Sur le Certificat de liberté d’un enfant, on peut lire : Le nommé Diéry Sidibé, né à Bagnasalala, pays de Ouasoulou, âgé d’environ 8 ans, fils de Malal Sidibé et de Lousoula, a droit à la liberté, au nom du peuple français, nous président de la cour d’appel du Sénégal, chef du service judiciaire, en vertu de l’article 7 du décret du 27 avril 1848, déclarons libre le dit Diéry Sidibé, et le confions à M. Taylor, pour la mission protestante. Saint Louis, le 2 octobre 1862.

 

 Des épreuves

 

Une belle histoire certes, mais pas seulement. Une triste histoire également. Car la Mission du Sénégal a toujours connu des épreuves, un renouvellement trop fort de ses missionnaires, des décès dus à la maladie, un de ses envoyés assassiné (à Madagascar), des conflits d’autorité au sein des équipes de missionnaires envoyés par la SMEP, des tensions fortes entre les missionnaires envoyés et le Comité de Paris… Lorsqu’en 1878 Walter Taylor, icône de la Mission (« fils d’esclave libéré devenu missionnaire »), faisait des conférences en France pour soutenir ses actions au Sénégal, il était vertement critiqué par Eugène Casalis, directeur de la SMEP à l’époque : N’encouragez pas des envois directs pour telle ou telle œuvre spéciale. S’il y a des dons faits pour un objet particulier, il faut qu’ils passent comme les autres, par les mains des trésoriers [de Paris] sans quoi les fonds généraux en souffrent et les contributeurs finissent par s’ingérer dans la direction de l’œuvre ». Enfin, en 1890, la Société des Missions de l’époque, et son directeur, Alfred Boegner s’opposèrent à Walter Taylor considérant que l’œuvre humanitaire avait supplanté l’œuvre apostolique.

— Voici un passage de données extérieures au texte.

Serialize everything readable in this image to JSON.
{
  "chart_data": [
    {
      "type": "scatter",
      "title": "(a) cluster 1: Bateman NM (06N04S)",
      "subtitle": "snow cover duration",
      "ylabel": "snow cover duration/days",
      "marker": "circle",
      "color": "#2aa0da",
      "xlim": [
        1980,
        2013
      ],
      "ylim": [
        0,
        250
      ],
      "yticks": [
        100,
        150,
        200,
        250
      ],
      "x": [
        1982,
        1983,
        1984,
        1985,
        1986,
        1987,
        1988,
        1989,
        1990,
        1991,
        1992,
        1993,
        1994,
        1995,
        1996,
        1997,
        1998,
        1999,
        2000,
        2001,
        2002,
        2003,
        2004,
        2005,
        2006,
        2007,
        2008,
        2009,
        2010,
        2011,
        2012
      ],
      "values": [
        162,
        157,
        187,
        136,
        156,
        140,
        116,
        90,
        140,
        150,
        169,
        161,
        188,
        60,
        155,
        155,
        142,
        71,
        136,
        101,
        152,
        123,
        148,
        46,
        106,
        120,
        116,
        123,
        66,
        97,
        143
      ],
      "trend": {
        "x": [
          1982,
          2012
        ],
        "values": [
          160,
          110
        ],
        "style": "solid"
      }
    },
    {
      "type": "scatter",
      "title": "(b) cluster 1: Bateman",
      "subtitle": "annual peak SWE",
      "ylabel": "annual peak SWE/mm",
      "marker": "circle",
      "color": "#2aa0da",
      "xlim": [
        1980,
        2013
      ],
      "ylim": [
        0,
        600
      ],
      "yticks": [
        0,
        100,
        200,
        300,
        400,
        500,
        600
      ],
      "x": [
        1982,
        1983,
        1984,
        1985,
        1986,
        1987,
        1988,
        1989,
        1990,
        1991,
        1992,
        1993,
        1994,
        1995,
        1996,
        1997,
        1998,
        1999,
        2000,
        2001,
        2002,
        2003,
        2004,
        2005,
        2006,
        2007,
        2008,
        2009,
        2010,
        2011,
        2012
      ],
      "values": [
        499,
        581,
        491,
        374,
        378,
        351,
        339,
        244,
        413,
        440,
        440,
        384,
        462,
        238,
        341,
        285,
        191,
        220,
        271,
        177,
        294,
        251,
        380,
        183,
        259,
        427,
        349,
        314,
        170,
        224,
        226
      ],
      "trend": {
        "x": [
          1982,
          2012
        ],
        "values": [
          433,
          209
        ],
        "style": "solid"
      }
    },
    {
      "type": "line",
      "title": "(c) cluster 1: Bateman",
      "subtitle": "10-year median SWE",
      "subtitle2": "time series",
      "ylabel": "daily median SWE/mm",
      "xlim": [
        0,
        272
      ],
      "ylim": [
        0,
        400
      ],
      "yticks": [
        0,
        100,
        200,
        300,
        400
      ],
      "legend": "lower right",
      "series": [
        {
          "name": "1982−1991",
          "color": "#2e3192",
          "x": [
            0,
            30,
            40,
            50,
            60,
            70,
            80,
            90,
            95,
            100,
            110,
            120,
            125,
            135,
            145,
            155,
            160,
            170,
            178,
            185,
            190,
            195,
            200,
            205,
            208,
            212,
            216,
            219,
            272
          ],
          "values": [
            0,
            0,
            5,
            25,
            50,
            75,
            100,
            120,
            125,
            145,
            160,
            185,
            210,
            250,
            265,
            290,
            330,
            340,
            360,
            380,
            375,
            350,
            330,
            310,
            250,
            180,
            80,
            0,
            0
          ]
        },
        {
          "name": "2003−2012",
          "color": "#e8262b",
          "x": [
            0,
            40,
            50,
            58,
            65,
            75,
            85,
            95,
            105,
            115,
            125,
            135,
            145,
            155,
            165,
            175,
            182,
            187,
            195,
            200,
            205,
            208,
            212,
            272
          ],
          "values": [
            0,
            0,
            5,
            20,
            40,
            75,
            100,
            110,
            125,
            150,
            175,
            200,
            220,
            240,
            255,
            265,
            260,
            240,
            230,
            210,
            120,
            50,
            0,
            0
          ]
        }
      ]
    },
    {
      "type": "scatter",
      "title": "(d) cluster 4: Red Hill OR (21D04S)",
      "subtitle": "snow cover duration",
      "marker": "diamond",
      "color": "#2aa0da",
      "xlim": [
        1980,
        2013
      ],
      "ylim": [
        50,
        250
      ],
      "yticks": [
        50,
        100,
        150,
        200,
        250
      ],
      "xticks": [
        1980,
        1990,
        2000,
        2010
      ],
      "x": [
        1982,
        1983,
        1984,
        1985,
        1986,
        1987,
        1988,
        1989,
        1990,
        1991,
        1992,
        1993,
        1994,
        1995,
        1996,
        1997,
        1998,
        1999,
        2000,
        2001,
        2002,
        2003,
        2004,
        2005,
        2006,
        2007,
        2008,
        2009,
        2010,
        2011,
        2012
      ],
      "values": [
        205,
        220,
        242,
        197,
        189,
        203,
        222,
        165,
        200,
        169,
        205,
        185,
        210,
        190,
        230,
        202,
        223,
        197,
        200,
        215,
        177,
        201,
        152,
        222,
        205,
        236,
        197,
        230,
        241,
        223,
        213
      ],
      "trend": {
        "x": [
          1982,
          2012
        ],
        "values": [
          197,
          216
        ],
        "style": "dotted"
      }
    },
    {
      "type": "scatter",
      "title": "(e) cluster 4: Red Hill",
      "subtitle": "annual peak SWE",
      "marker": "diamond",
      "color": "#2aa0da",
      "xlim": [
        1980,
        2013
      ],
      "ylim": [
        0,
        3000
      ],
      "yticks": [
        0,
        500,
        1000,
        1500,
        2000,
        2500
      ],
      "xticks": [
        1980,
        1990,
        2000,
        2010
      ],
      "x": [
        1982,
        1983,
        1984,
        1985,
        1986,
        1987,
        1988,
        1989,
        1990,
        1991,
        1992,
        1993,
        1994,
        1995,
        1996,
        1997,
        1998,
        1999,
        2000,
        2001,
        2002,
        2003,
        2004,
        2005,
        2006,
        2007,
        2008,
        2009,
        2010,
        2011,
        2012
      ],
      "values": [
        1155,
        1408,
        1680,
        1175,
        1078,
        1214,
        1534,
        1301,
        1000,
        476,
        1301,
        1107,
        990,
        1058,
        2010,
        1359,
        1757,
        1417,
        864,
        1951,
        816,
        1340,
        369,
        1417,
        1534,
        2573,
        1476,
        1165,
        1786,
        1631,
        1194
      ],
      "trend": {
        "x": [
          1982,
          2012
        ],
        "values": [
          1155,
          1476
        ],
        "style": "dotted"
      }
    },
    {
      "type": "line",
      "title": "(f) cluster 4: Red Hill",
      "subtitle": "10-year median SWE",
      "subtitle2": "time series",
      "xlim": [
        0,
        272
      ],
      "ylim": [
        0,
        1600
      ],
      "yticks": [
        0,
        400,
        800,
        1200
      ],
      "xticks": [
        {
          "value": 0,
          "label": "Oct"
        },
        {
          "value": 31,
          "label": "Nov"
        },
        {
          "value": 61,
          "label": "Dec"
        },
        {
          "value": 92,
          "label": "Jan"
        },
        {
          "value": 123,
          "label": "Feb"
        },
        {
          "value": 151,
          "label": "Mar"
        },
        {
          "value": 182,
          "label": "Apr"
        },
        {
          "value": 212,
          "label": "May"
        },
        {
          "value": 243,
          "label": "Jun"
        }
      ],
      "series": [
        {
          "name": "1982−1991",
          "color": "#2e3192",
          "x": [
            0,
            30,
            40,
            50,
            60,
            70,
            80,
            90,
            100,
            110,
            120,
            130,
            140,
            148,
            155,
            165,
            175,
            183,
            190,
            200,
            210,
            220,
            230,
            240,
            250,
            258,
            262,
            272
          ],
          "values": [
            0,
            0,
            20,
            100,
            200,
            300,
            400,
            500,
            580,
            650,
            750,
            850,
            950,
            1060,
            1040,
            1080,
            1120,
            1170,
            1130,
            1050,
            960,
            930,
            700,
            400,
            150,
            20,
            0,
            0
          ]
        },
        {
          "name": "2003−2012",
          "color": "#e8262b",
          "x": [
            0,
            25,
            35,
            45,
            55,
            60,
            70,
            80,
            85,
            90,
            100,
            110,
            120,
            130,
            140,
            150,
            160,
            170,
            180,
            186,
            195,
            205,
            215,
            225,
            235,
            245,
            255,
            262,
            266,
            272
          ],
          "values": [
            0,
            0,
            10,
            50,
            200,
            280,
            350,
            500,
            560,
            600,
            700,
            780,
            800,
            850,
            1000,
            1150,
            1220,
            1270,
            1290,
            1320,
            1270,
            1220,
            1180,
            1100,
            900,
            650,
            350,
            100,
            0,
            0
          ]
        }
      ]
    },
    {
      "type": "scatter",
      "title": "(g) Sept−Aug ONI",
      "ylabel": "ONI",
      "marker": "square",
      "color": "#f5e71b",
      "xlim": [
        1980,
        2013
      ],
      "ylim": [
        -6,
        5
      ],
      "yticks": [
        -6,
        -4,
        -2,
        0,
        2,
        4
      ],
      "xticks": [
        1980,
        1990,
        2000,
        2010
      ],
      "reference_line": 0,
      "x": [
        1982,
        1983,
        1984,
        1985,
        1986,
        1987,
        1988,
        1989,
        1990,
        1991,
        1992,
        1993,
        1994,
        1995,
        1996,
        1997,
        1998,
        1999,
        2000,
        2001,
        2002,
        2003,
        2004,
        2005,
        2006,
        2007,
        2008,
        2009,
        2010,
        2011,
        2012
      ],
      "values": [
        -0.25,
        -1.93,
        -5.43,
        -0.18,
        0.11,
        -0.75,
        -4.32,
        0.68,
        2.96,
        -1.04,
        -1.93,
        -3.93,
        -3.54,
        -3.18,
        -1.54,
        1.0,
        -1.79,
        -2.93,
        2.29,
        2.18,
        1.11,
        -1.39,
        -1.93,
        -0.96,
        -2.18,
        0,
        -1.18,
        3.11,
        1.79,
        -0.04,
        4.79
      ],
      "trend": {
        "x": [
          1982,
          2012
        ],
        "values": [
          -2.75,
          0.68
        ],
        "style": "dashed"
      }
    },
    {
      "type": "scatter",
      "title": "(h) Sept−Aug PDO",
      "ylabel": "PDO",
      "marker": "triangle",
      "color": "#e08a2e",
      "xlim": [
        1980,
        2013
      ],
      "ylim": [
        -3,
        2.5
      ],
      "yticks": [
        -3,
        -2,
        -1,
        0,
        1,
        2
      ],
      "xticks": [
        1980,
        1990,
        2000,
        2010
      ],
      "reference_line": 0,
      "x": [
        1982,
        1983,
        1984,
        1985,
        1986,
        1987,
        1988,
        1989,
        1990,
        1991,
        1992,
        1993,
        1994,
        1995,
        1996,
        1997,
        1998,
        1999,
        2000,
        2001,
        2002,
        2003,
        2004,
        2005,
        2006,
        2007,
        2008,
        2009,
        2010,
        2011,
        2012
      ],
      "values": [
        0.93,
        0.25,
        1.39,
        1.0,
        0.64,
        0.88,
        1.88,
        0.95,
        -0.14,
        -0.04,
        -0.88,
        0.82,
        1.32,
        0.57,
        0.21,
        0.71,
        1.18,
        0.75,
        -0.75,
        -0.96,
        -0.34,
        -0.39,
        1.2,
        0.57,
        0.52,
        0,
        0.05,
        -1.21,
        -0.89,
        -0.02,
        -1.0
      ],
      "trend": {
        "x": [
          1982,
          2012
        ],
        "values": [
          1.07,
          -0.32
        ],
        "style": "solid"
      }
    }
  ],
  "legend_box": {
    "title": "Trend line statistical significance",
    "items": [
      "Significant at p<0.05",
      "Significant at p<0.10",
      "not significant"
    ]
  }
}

Walter Taylor remet alors sa démission en janvier 1891, qui n’est, je cite « ni acceptée, ni refusée » eu égard aux immenses services rendus par Walter Taylor à la Mission de Paris. Mais Walter Taylor quitte alors le Sénégal après que son honneur et sa probité même aient été mis en cause. Et pour finir, c’est un « constat d’échec » pour la Mission au Sénégal, communément admis par les responsables de la Société des Missions de Paris à l’orée du XXe siècle. Alors belle histoire ou triste histoire ? Une histoire simplement emblématique de ce qu’est la Mission, hier et aujourd’hui. Une histoire d’hommes et de femmes, d’horizons lointains et de salles paroissiales (les timbres de la Mission !), d’envois évangéliques et d’aventures personnelles, une histoire dont nous sommes redevables.

 

 Un enfant libre

 

Wilfred Monod en 1912 écrit, dans son ouvrage Prière et silence paru à la Librairie Fischbacher : Parfois il est vrai, nos efforts échouent contre l’écueil d’un caractère difficile, ingrat… persévérons dans la confiance ! N’aggravons pas les choses par notre inquiétude, notre indignation, notre chagrin… Haussons-nous, par la foi, à cet état de sublime indifférence qui rappelle un ciel bleu de juin au-dessus d’un faubourg sordide. En Dieu, nous sommes invulnérables. L’Éternel, en nous, est patient ».

 

Malgré ces écueils, le jeune Diéry est maintenant un enfant libre. Le pasteur Walter Taylor le tient par la main pour l’aider à vivre libre. Il lui parle aussi d’un homme, Jésus, qui vécut en Palestine, et qui annonce à tous les hommes que c’est d’amour qu’ils peuvent vivre. Dans la Bible qu’il va apprendre à lire, le petit Diéry découvre les histoires belles et tristes de Pierre le pêcheur, de Zachée le péager ou de la pauvre veuve qui donne des sous. Il va rencontrer ainsi l’homme Jésus, le Christ. Et Diéry alors entendra qu’il est aimé, au-delà de sa vie, par le Dieu de ce Jésus. Celui-là même au nom duquel la Mission du Sénégal a été fondée.